田安说得极为详细,就差把萧伯瑀的日常起居也说了。
赵从煊听着,却一个字都没说。
田安心脏骤然一停,心里生出了一个细思极恐的想法,他想起上回圣旨下达岭南,命他们两个月内剿匪,若是失败,便极有可能人头落地。
那这一次,皇帝该不会就是为了找到萧伯瑀的把柄,彻底赶尽杀绝吧
他越想,越觉得如此,原本滔滔不绝的嘴也停了下来。
赵从煊见他安静下来,便转头看向他,“怎么不说了?”
“说说完了。
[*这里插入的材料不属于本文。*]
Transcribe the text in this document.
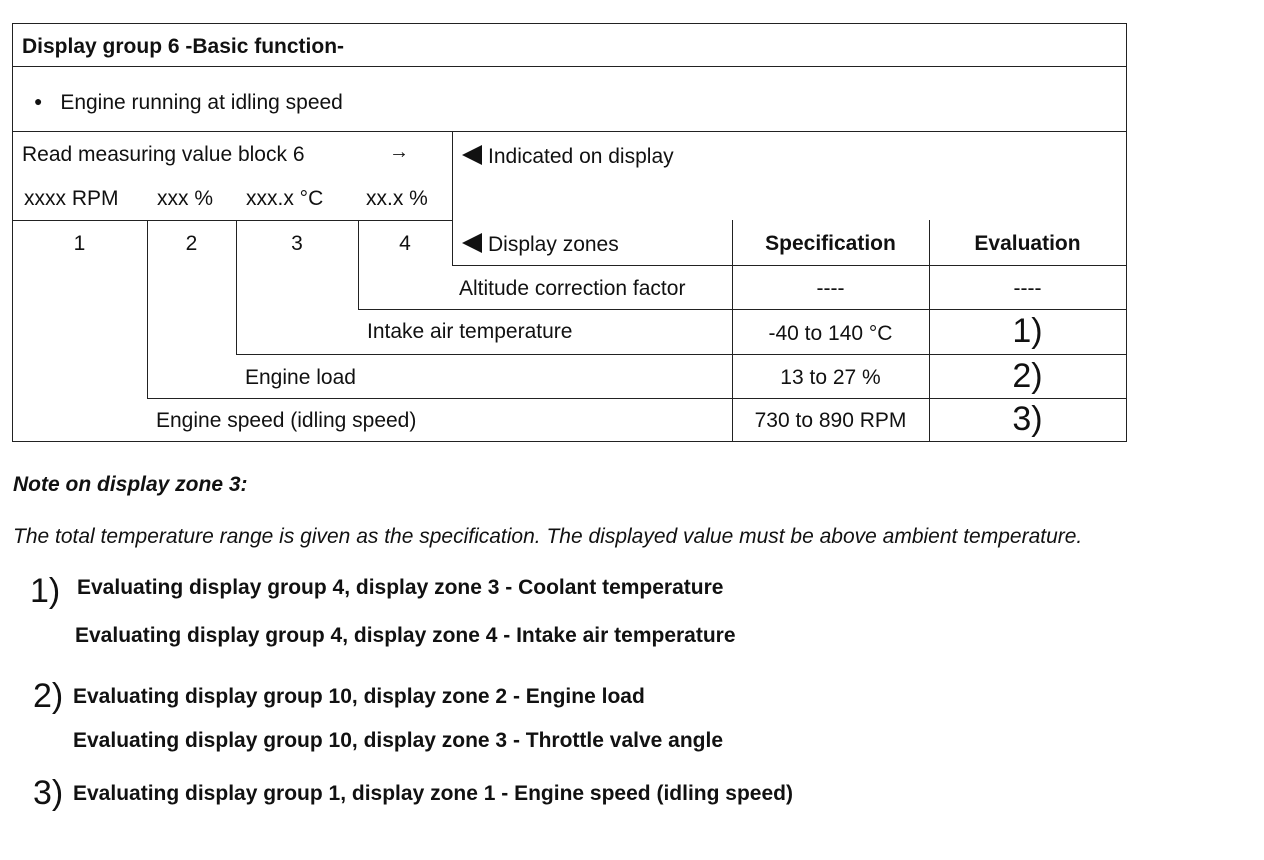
Display group 6 -Basic function-
● Engine running at idling speed
Read measuring value block 6	→	Indicated on display
xxxx RPM xxx % xxx.x °C xx.x %
1	2	3	4	Display zones	Specification	Evaluation
Altitude correction factor	----	----
Intake air temperature	-40 to 140 °C	1)
Engine load	13 to 27 %	2)
Engine speed (idling speed)	730 to 890 RPM	3)
Note on display zone 3:
The total temperature range is given as the specification. The displayed value must be above ambient temperature.
1) Evaluating display group 4, display zone 3 - Coolant temperature
Evaluating display group 4, display zone 4 - Intake air temperature
2) Evaluating display group 10, display zone 2 - Engine load
Evaluating display group 10, display zone 3 - Throttle valve angle
3) Evaluating display group 1, display zone 1 - Engine speed (idling speed)
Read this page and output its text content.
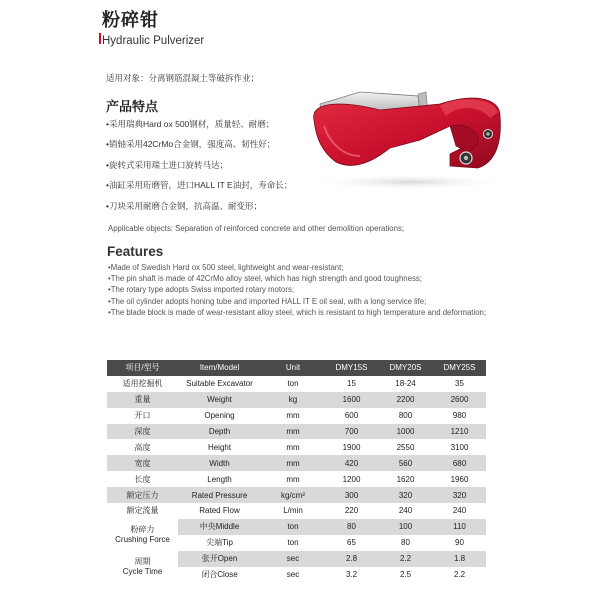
粉碎钳
Hydraulic Pulverizer
适用对象：分离钢筋混凝土等破拆作业；
产品特点
•采用瑞典Hard ox 500钢材，质量轻、耐磨；
•销轴采用42CrMo合金钢，强度高、韧性好；
•旋转式采用瑞士进口旋转马达；
•油缸采用珩磨管，进口HALL IT E油封，寿命长；
•刀块采用耐磨合金钢，抗高温、耐变形；
Applicable objects: Separation of reinforced concrete and other demolition operations;
Features
•Made of Swedish Hard ox 500 steel, lightweight and wear-resistant;
•The pin shaft is made of 42CrMo alloy steel, which has high strength and good toughness;
•The rotary type adopts Swiss imported rotary motors;
•The oil cylinder adopts honing tube and imported HALL IT E oil seal, with a long service life;
•The blade block is made of wear-resistant alloy steel, which is resistant to high temperature and deformation;
项目/型号	Item/Model	Unit	DMY15S	DMY20S	DMY25S
适用挖掘机	Suitable Excavator	ton	15	18-24	35
重量	Weight	kg	1600	2200	2600
开口	Opening	mm	600	800	980
深度	Depth	mm	700	1000	1210
高度	Height	mm	1900	2550	3100
宽度	Width	mm	420	560	680
长度	Length	mm	1200	1620	1960
额定压力	Rated Pressure	kg/cm²	300	320	320
额定流量	Rated Flow	L/min	220	240	240
粉碎力
Crushing Force	中央Middle	ton	80	100	110
	尖端Tip	ton	65	80	90
周期
Cycle Time	张开Open	sec	2.8	2.2	1.8
	闭合Close	sec	3.2	2.5	2.2
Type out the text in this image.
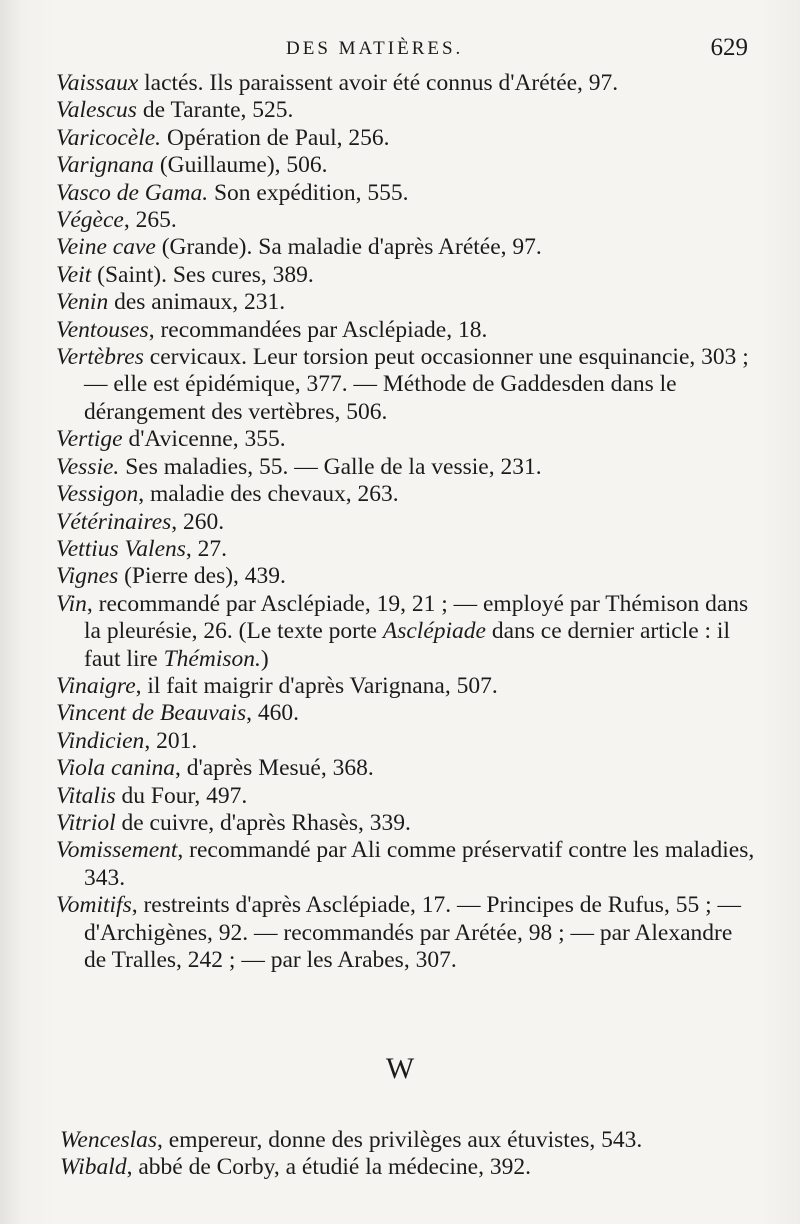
DES MATIÈRES.	629

Vaissaux lactés. Ils paraissent avoir été connus d'Arétée, 97.

Valescus de Tarante, 525.

Varicocèle. Opération de Paul, 256.

Varignana (Guillaume), 506.

Vasco de Gama. Son expédition, 555.

Végèce, 265.

Veine cave (Grande). Sa maladie d'après Arétée, 97.

Veit (Saint). Ses cures, 389.

Venin des animaux, 231.

Ventouses, recommandées par Asclépiade, 18.

Vertèbres cervicaux. Leur torsion peut occasionner une esquinancie, 303 ; — elle est épidémique, 377. — Méthode de Gaddesden dans le dérangement des vertèbres, 506.

Vertige d'Avicenne, 355.

Vessie. Ses maladies, 55. — Galle de la vessie, 231.

Vessigon, maladie des chevaux, 263.

Vétérinaires, 260.

Vettius Valens, 27.

Vignes (Pierre des), 439.

Vin, recommandé par Asclépiade, 19, 21 ; — employé par Thémison dans la pleurésie, 26. (Le texte porte Asclépiade dans ce dernier article : il faut lire Thémison.)

Vinaigre, il fait maigrir d'après Varignana, 507.

Vincent de Beauvais, 460.

Vindicien, 201.

Viola canina, d'après Mesué, 368.

Vitalis du Four, 497.

Vitriol de cuivre, d'après Rhasès, 339.

Vomissement, recommandé par Ali comme préservatif contre les maladies, 343.

Vomitifs, restreints d'après Asclépiade, 17. — Principes de Rufus, 55 ; — d'Archigènes, 92. — recommandés par Arétée, 98 ; — par Alexandre de Tralles, 242 ; — par les Arabes, 307.

W

Wenceslas, empereur, donne des privilèges aux étuvistes, 543.

Wibald, abbé de Corby, a étudié la médecine, 392.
”田安勉强笑道。
赵从煊轻轻颔首。
田安这才醒悟过来,怪不得方才萧伯瑀一副不情愿的样子。
安置下来后,田安连忙回去和萧伯瑀禀报,急得像热锅上的蚂蚁,“大少爷,我们怎么办啊?陛下该不会真的要赶尽杀绝吧?”
萧伯瑀怪异地看了他一眼,“你多想了。”
“大少爷,你刚才是没看见,陛下一个字不说的时候有多可怕。”田安委屈道:“早知道安排陛下去东厢的客房了,这样至少离得远一点”
萧伯瑀手上的笔尖一顿,“你安排去了西厢?”
“对啊,西厢环境清雅,不对”说着,田安像是意识到了什么,“完了,上官姑娘也在西厢,万一半夜孩子哭闹声吵到陛下,陛下一发怒,我是不是完蛋了?!”
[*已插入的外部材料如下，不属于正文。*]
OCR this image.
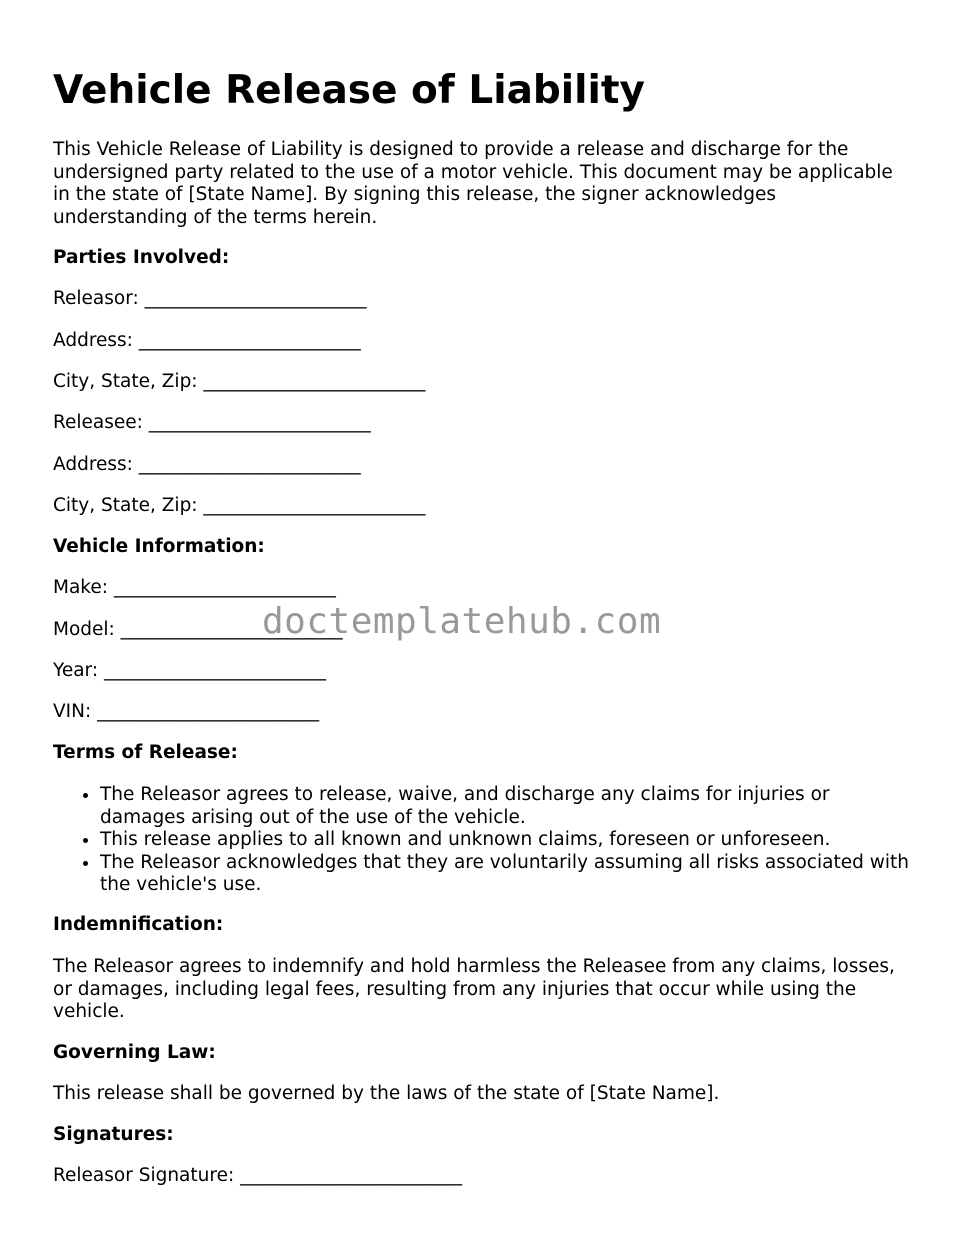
Vehicle Release of Liability

This Vehicle Release of Liability is designed to provide a release and discharge for the undersigned party related to the use of a motor vehicle. This document may be applicable in the state of [State Name]. By signing this release, the signer acknowledges understanding of the terms herein.

Parties Involved:

Releasor: ________________________

Address: ________________________

City, State, Zip: ________________________

Releasee: ________________________

Address: ________________________

City, State, Zip: ________________________

Vehicle Information:

Make: ________________________

Model: ________________________

Year: ________________________

VIN: ________________________

Terms of Release:

• The Releasor agrees to release, waive, and discharge any claims for injuries or damages arising out of the use of the vehicle.
• This release applies to all known and unknown claims, foreseen or unforeseen.
• The Releasor acknowledges that they are voluntarily assuming all risks associated with the vehicle's use.

Indemnification:

The Releasor agrees to indemnify and hold harmless the Releasee from any claims, losses, or damages, including legal fees, resulting from any injuries that occur while using the vehicle.

Governing Law:

This release shall be governed by the laws of the state of [State Name].

Signatures:

Releasor Signature: ________________________

doctemplatehub.com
皇帝肯定正愁找不到把柄,这下好了,他这是亲自将把柄送过去。
“我我马上收拾东厢,让上官姑娘移居过去!”田安甚至没来得及听萧伯瑀说一个字,便匆忙朝外面走去。
西厢内。
赵从煊隐约听见庭院传来说话的声音,他从窗外看去,只见一个女子站在连廊下,正逗弄着地板上练习爬行的婴儿。
婴儿咿咿呀呀地笑着,小手拍打着地面。
忽然,婴儿的面前出现了一道身影,他好奇地抬起头,乌溜溜的眼睛和赵从煊的视线对上。
上官绵连忙起身将孩子抱起,神色有些不好意思,“我不知道西厢住了客人,是不是吵到公子了?”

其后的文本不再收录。